Allerdings wurde eine der beiden Studien mit einer höheren Dosis von Ulipristal durchgeführt. Die US-amerikanische Zulassungsbehörde FDA hat diese Studie jedoch nicht akzeptiert, da ihrer Einschätzung nach die Gleichwertigkeit mit der heute gebräuchlichen Ulipristal-Pille nicht belegt ist.

In der verbleibenden Studie konnte lediglich nachgewiesen werden, dass kein Unterschied zwischen Ulipristal und Levonorgestrel bestand. Dass Ulipristal wesentlich wirksamer wäre, ließ sich in der Studie dagegen nicht bestätigen.

Für beide Präparate gilt: Je früher sie nach dem ungeschützten Geschlechtsverkehr eingenommen werden, desto eher wird eine unerwünschte Schwangerschaft verhindert.

Nachteile bedenken

Dabei gibt es einige Fakten, die gegen Ulipristal und für Levonorgestrel sprechen – zumindest, wenn seit dem ungeschützten Geschlechtsverkehr nicht mehr als 72 Stunden vergangen sind.
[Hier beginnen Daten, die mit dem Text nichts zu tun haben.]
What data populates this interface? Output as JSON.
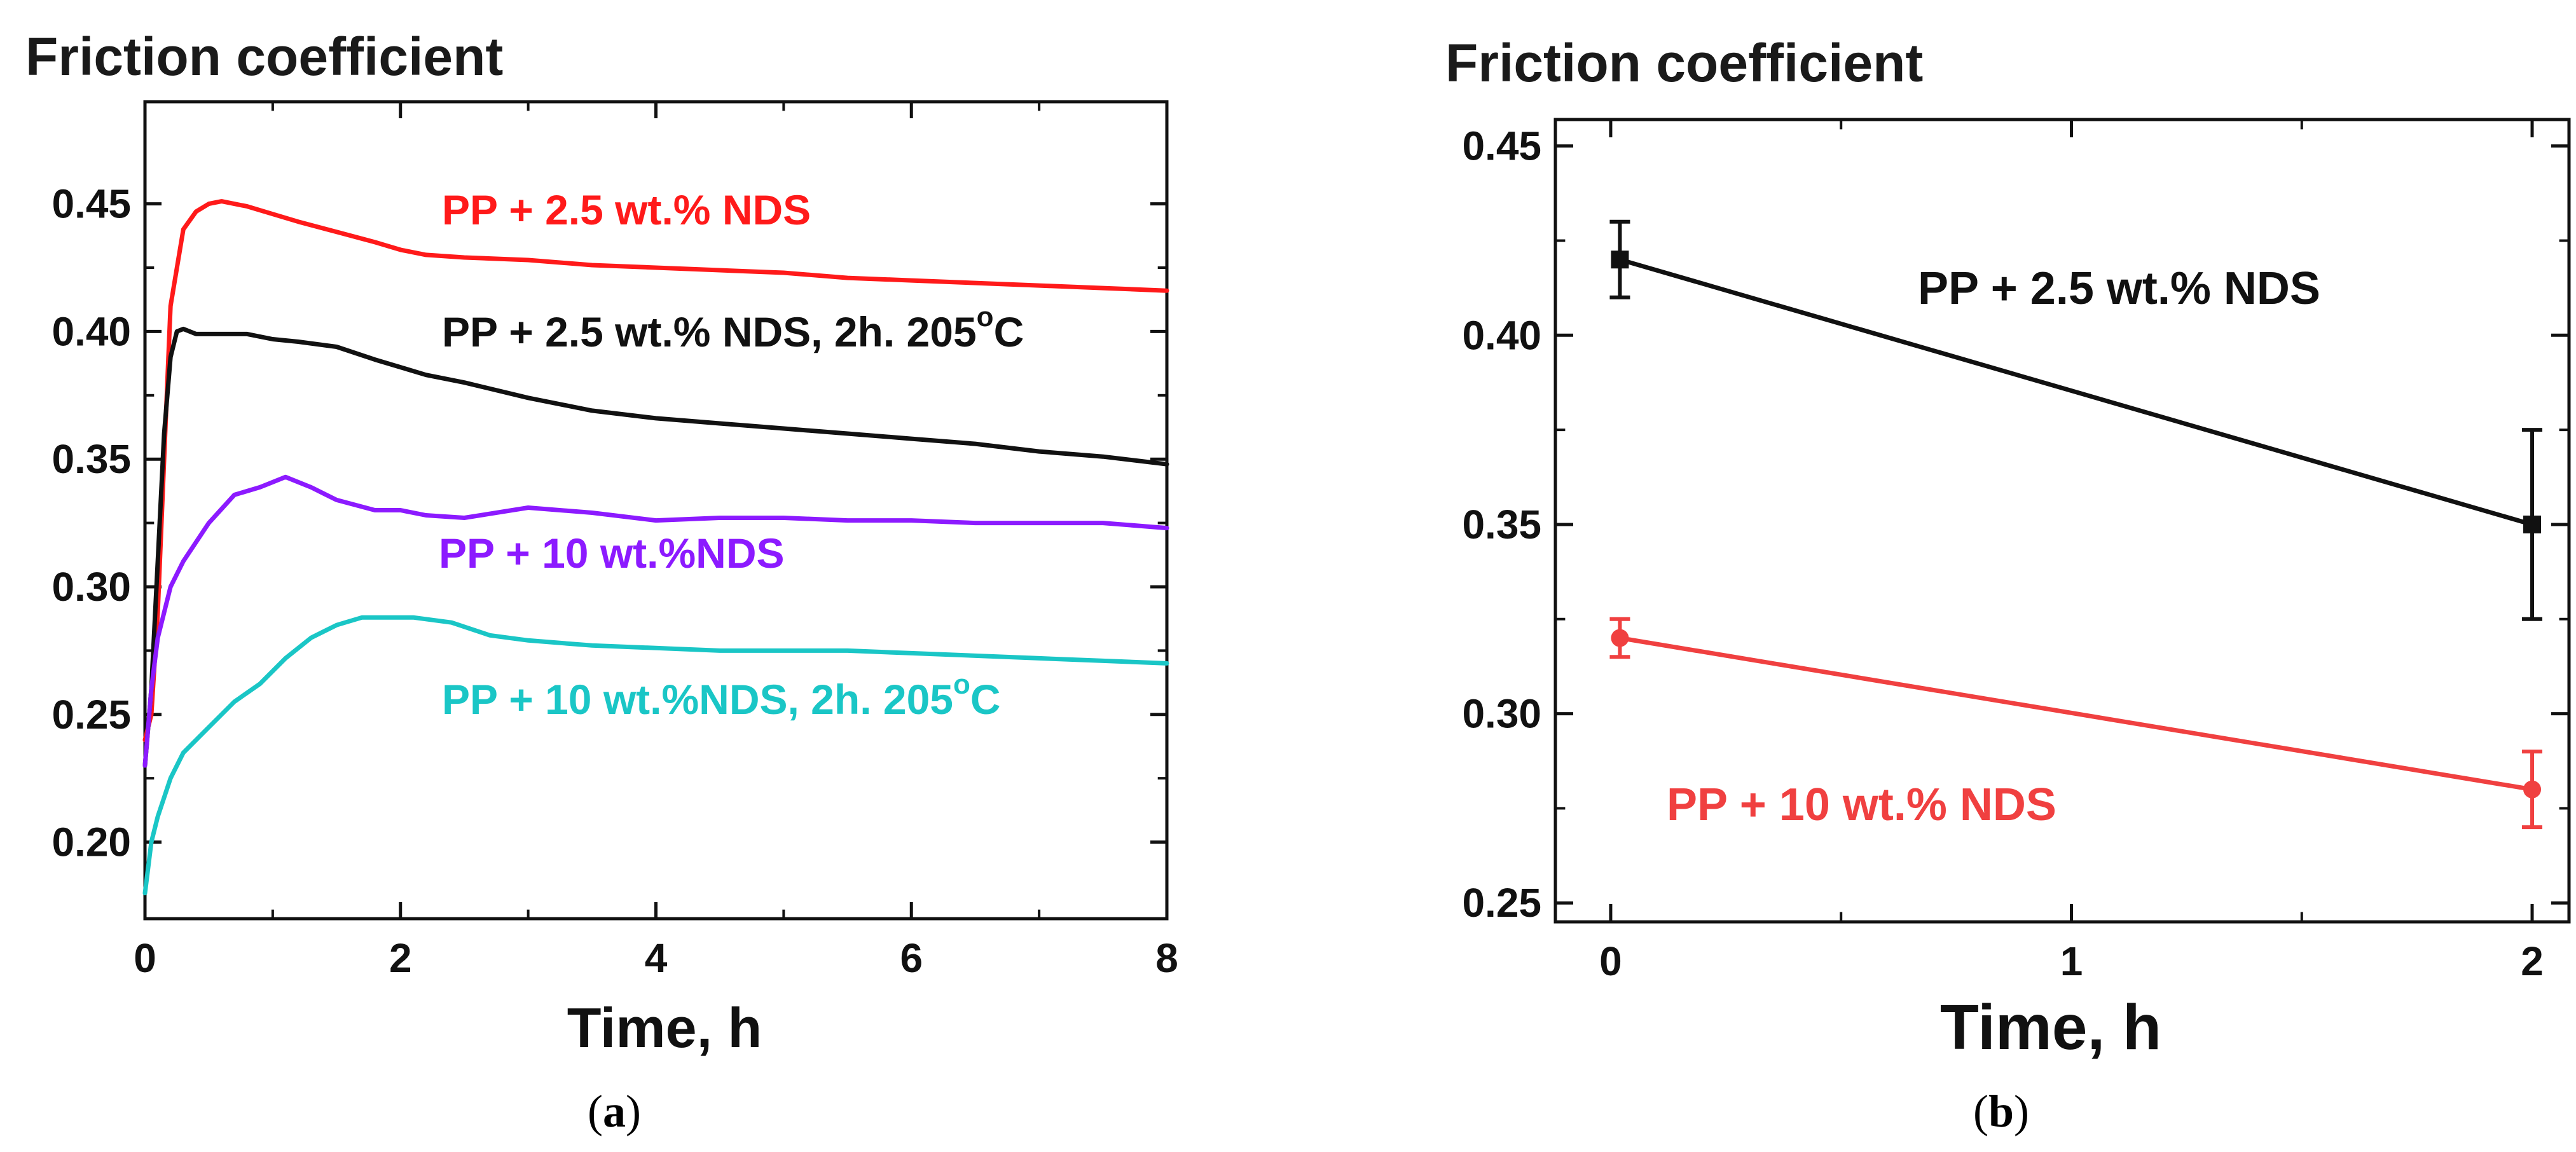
{
  "chart_data": [
    {
      "panel": "a",
      "type": "line",
      "title": "Friction coefficient",
      "ylabel": "",
      "xlabel": "Time, h",
      "xlim": [
        0,
        8
      ],
      "ylim": [
        0.17,
        0.49
      ],
      "xticks": [
        0,
        2,
        4,
        6,
        8
      ],
      "yticks": [
        0.2,
        0.25,
        0.3,
        0.35,
        0.4,
        0.45
      ],
      "ytick_labels": [
        "0.20",
        "0.25",
        "0.30",
        "0.35",
        "0.40",
        "0.45"
      ],
      "xtick_labels": [
        "0",
        "2",
        "4",
        "6",
        "8"
      ],
      "caption": "a",
      "series": [
        {
          "name": "PP + 2.5 wt.% NDS",
          "color": "#ff1a1a",
          "x": [
            0,
            0.05,
            0.1,
            0.15,
            0.2,
            0.3,
            0.4,
            0.5,
            0.6,
            0.8,
            1.0,
            1.2,
            1.5,
            1.8,
            2.0,
            2.2,
            2.5,
            3.0,
            3.5,
            4.0,
            4.5,
            5.0,
            5.5,
            6.0,
            6.5,
            7.0,
            7.5,
            8.0
          ],
          "y": [
            0.24,
            0.25,
            0.29,
            0.35,
            0.41,
            0.44,
            0.447,
            0.45,
            0.451,
            0.449,
            0.446,
            0.443,
            0.439,
            0.435,
            0.432,
            0.43,
            0.429,
            0.428,
            0.426,
            0.425,
            0.424,
            0.423,
            0.421,
            0.42,
            0.419,
            0.418,
            0.417,
            0.416
          ]
        },
        {
          "name": "PP + 2.5 wt.% NDS, 2h. 205°C",
          "color": "#111111",
          "x": [
            0,
            0.05,
            0.1,
            0.15,
            0.2,
            0.25,
            0.3,
            0.4,
            0.6,
            0.8,
            1.0,
            1.2,
            1.5,
            1.8,
            2.0,
            2.2,
            2.5,
            3.0,
            3.5,
            4.0,
            4.5,
            5.0,
            5.5,
            6.0,
            6.5,
            7.0,
            7.5,
            8.0
          ],
          "y": [
            0.23,
            0.26,
            0.31,
            0.36,
            0.39,
            0.4,
            0.401,
            0.399,
            0.399,
            0.399,
            0.397,
            0.396,
            0.394,
            0.389,
            0.386,
            0.383,
            0.38,
            0.374,
            0.369,
            0.366,
            0.364,
            0.362,
            0.36,
            0.358,
            0.356,
            0.353,
            0.351,
            0.348
          ]
        },
        {
          "name": "PP + 10 wt.%NDS",
          "color": "#8c1aff",
          "x": [
            0,
            0.05,
            0.1,
            0.2,
            0.3,
            0.5,
            0.7,
            0.9,
            1.1,
            1.3,
            1.5,
            1.8,
            2.0,
            2.2,
            2.5,
            3.0,
            3.5,
            4.0,
            4.5,
            5.0,
            5.5,
            6.0,
            6.5,
            7.0,
            7.5,
            8.0
          ],
          "y": [
            0.23,
            0.26,
            0.28,
            0.3,
            0.31,
            0.325,
            0.336,
            0.339,
            0.343,
            0.339,
            0.334,
            0.33,
            0.33,
            0.328,
            0.327,
            0.331,
            0.329,
            0.326,
            0.327,
            0.327,
            0.326,
            0.326,
            0.325,
            0.325,
            0.325,
            0.323
          ]
        },
        {
          "name": "PP + 10 wt.%NDS, 2h. 205°C",
          "color": "#1ac6c6",
          "x": [
            0,
            0.05,
            0.1,
            0.2,
            0.3,
            0.5,
            0.7,
            0.9,
            1.1,
            1.3,
            1.5,
            1.7,
            1.9,
            2.1,
            2.4,
            2.7,
            3.0,
            3.5,
            4.0,
            4.5,
            5.0,
            5.5,
            6.0,
            6.5,
            7.0,
            7.5,
            8.0
          ],
          "y": [
            0.18,
            0.2,
            0.21,
            0.225,
            0.235,
            0.245,
            0.255,
            0.262,
            0.272,
            0.28,
            0.285,
            0.288,
            0.288,
            0.288,
            0.286,
            0.281,
            0.279,
            0.277,
            0.276,
            0.275,
            0.275,
            0.275,
            0.274,
            0.273,
            0.272,
            0.271,
            0.27
          ]
        }
      ],
      "labels": [
        {
          "text": "PP + 2.5 wt.% NDS",
          "color": "#ff1a1a"
        },
        {
          "text": "PP + 2.5 wt.% NDS, 2h. 205",
          "sup": "o",
          "tail": "C",
          "color": "#111111"
        },
        {
          "text": "PP + 10 wt.%NDS",
          "color": "#8c1aff"
        },
        {
          "text": "PP + 10 wt.%NDS, 2h. 205",
          "sup": "o",
          "tail": "C",
          "color": "#1ac6c6"
        }
      ]
    },
    {
      "panel": "b",
      "type": "line",
      "title": "Friction coefficient",
      "ylabel": "",
      "xlabel": "Time, h",
      "xlim": [
        -0.12,
        2.08
      ],
      "ylim": [
        0.245,
        0.457
      ],
      "xticks": [
        0,
        1,
        2
      ],
      "yticks": [
        0.25,
        0.3,
        0.35,
        0.4,
        0.45
      ],
      "ytick_labels": [
        "0.25",
        "0.30",
        "0.35",
        "0.40",
        "0.45"
      ],
      "xtick_labels": [
        "0",
        "1",
        "2"
      ],
      "caption": "b",
      "series": [
        {
          "name": "PP + 2.5 wt.% NDS",
          "color": "#111111",
          "x": [
            0.02,
            2.0
          ],
          "y": [
            0.42,
            0.35
          ],
          "yerr": [
            0.01,
            0.025
          ],
          "marker": "square"
        },
        {
          "name": "PP + 10 wt.% NDS",
          "color": "#f04040",
          "x": [
            0.02,
            2.0
          ],
          "y": [
            0.32,
            0.28
          ],
          "yerr": [
            0.005,
            0.01
          ],
          "marker": "circle"
        }
      ],
      "labels": [
        {
          "text": "PP + 2.5 wt.% NDS",
          "color": "#111111"
        },
        {
          "text": "PP + 10 wt.% NDS",
          "color": "#f04040"
        }
      ]
    }
  ]
}
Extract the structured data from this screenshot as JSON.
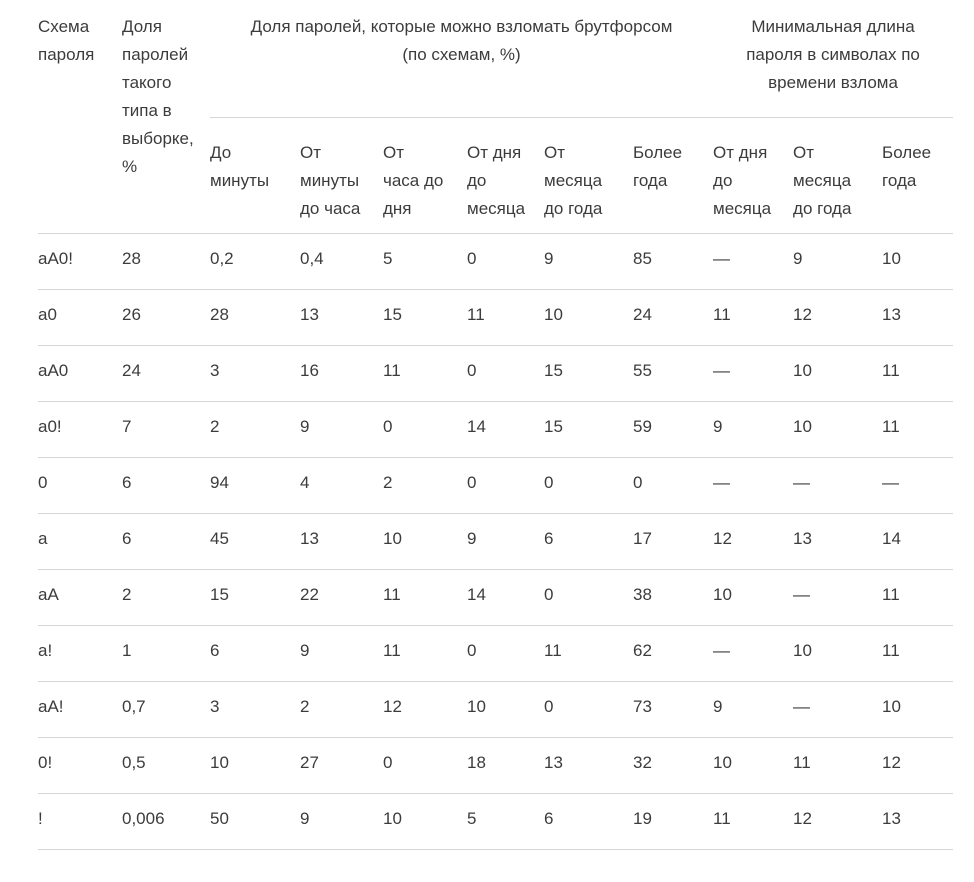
{
  "styles": {
    "text_color": "#3c3c3c",
    "divider_color": "#d6d6d6",
    "background_color": "#ffffff"
  },
  "chart_data": {
    "type": "table",
    "title": "",
    "header": {
      "scheme": "Схема\nпароля",
      "share": "Доля\nпаролей\nтакого\nтипа в\nвыборке,\n%",
      "crack_group": "Доля паролей, которые можно взломать брутфорсом\n(по схемам, %)",
      "minlen_group": "Минимальная длина\nпароля в символах по\nвремени взлома",
      "crack_cols": [
        "До\nминуты",
        "От\nминуты\nдо часа",
        "От\nчаса до\nдня",
        "От дня\nдо\nмесяца",
        "От\nмесяца\nдо года",
        "Более\nгода"
      ],
      "minlen_cols": [
        "От дня\nдо\nмесяца",
        "От\nмесяца\nдо года",
        "Более\nгода"
      ]
    },
    "rows": [
      {
        "scheme": "aA0!",
        "share": "28",
        "crack": [
          "0,2",
          "0,4",
          "5",
          "0",
          "9",
          "85"
        ],
        "minlen": [
          "—",
          "9",
          "10"
        ]
      },
      {
        "scheme": "a0",
        "share": "26",
        "crack": [
          "28",
          "13",
          "15",
          "11",
          "10",
          "24"
        ],
        "minlen": [
          "11",
          "12",
          "13"
        ]
      },
      {
        "scheme": "aA0",
        "share": "24",
        "crack": [
          "3",
          "16",
          "11",
          "0",
          "15",
          "55"
        ],
        "minlen": [
          "—",
          "10",
          "11"
        ]
      },
      {
        "scheme": "a0!",
        "share": "7",
        "crack": [
          "2",
          "9",
          "0",
          "14",
          "15",
          "59"
        ],
        "minlen": [
          "9",
          "10",
          "11"
        ]
      },
      {
        "scheme": "0",
        "share": "6",
        "crack": [
          "94",
          "4",
          "2",
          "0",
          "0",
          "0"
        ],
        "minlen": [
          "—",
          "—",
          "—"
        ]
      },
      {
        "scheme": "a",
        "share": "6",
        "crack": [
          "45",
          "13",
          "10",
          "9",
          "6",
          "17"
        ],
        "minlen": [
          "12",
          "13",
          "14"
        ]
      },
      {
        "scheme": "aA",
        "share": "2",
        "crack": [
          "15",
          "22",
          "11",
          "14",
          "0",
          "38"
        ],
        "minlen": [
          "10",
          "—",
          "11"
        ]
      },
      {
        "scheme": "a!",
        "share": "1",
        "crack": [
          "6",
          "9",
          "11",
          "0",
          "11",
          "62"
        ],
        "minlen": [
          "—",
          "10",
          "11"
        ]
      },
      {
        "scheme": "aA!",
        "share": "0,7",
        "crack": [
          "3",
          "2",
          "12",
          "10",
          "0",
          "73"
        ],
        "minlen": [
          "9",
          "—",
          "10"
        ]
      },
      {
        "scheme": "0!",
        "share": "0,5",
        "crack": [
          "10",
          "27",
          "0",
          "18",
          "13",
          "32"
        ],
        "minlen": [
          "10",
          "11",
          "12"
        ]
      },
      {
        "scheme": "!",
        "share": "0,006",
        "crack": [
          "50",
          "9",
          "10",
          "5",
          "6",
          "19"
        ],
        "minlen": [
          "11",
          "12",
          "13"
        ]
      }
    ]
  }
}
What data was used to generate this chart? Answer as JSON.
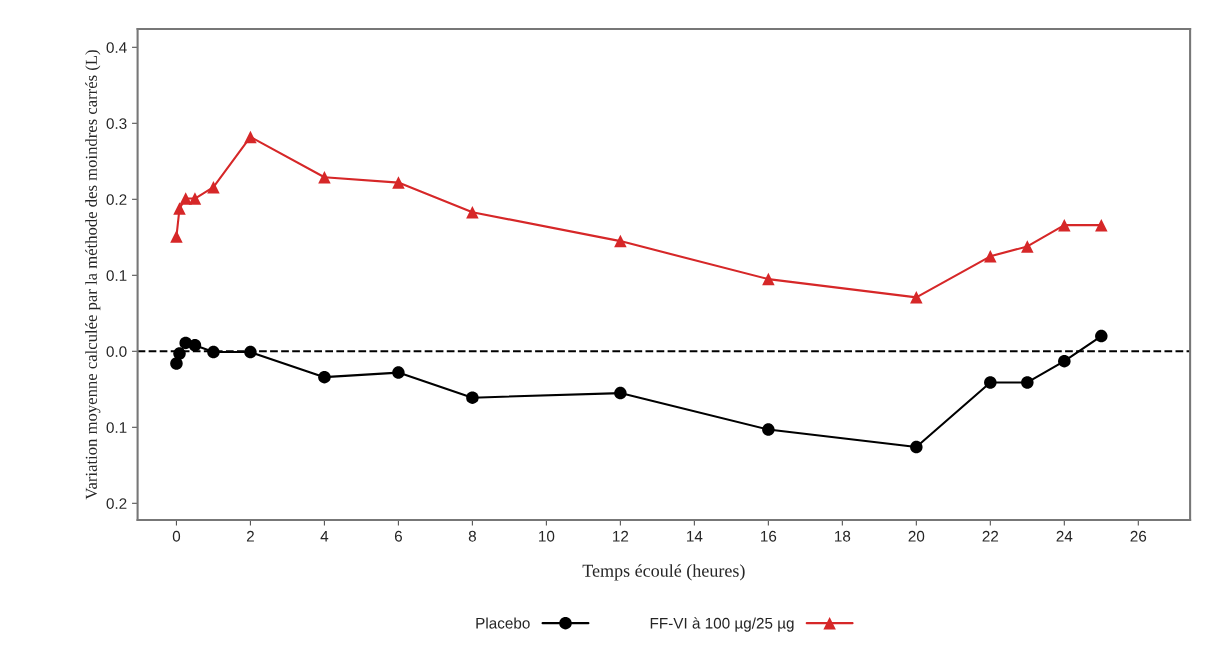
{
  "chart_data": {
    "type": "line",
    "xlabel": "Temps écoulé (heures)",
    "ylabel": "Variation moyenne calculée par la méthode des moindres carrés (L)",
    "x": [
      0,
      0.083,
      0.25,
      0.5,
      1,
      2,
      4,
      6,
      8,
      12,
      16,
      20,
      22,
      23,
      24,
      25
    ],
    "series": [
      {
        "name": "Placebo",
        "color": "#000000",
        "marker": "circle",
        "values": [
          -0.016,
          -0.003,
          0.011,
          0.008,
          -0.001,
          -0.001,
          -0.034,
          -0.028,
          -0.061,
          -0.055,
          -0.103,
          -0.126,
          -0.041,
          -0.041,
          -0.013,
          0.02
        ]
      },
      {
        "name": "FF-VI à 100 µg/25 µg",
        "color": "#d62728",
        "marker": "triangle",
        "values": [
          0.151,
          0.188,
          0.201,
          0.201,
          0.216,
          0.282,
          0.229,
          0.222,
          0.183,
          0.145,
          0.095,
          0.071,
          0.125,
          0.138,
          0.166,
          0.166
        ]
      }
    ],
    "xlim": [
      -1.05,
      27.4
    ],
    "xticks": [
      0,
      2,
      4,
      6,
      8,
      10,
      12,
      14,
      16,
      18,
      20,
      22,
      24,
      26
    ],
    "ylim": [
      -0.222,
      0.424
    ],
    "yticks": [
      {
        "value": -0.2,
        "label": "0.2"
      },
      {
        "value": -0.1,
        "label": "0.1"
      },
      {
        "value": 0,
        "label": "0.0"
      },
      0.1,
      0.2,
      0.3,
      0.4
    ],
    "ref_lines": [
      {
        "axis": "y",
        "value": 0,
        "color": "#000000",
        "line_style": "dashed"
      }
    ],
    "grid": false,
    "legend": "bottom",
    "line_style": "solid"
  }
}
So kann Ulipristal möglicherweise die Wirksamkeit der regulären „Pille“ und damit die nachfolgende Verhütung beeinträchtigen. Bei Levonorgestrel ist das nach dem bisherigen Kenntnisstand nicht der Fall. In den USA enthält die Fachinformation von Ulipristal den Hinweis, dass die reguläre Pille erst frühestens fünf Tage nach Einnahme von Ulipristal weiter eingenommen werden darf.

Neuer und teurer

Für Selbstzahlerinnen4 dürfte auch der Preisunterschied eine Rolle spielen: Die „Pille danach“ mit Levonorgestrel kostet rund 14 Euro, für das Präparat mit Ulipristal werden dagegen knapp 34 Euro fällig. Interessanterweise vertreibt der Hersteller von Ulipristal auch selbst ein Präparat mit Levonorgestrel für die Notfallverhütung – und kannibalisiert mit der Werbung also auch sein eigenes Produkt. Das lässt nur die Schlussfolgerung zu, dass die Marge bei Ulipristal offensichtlich so groß sein muss, dass die Gewinne aus den Ulipristal-Verkäufen die Einnahmeeinbußen bei dem anderen Mittel mehr als kompensieren.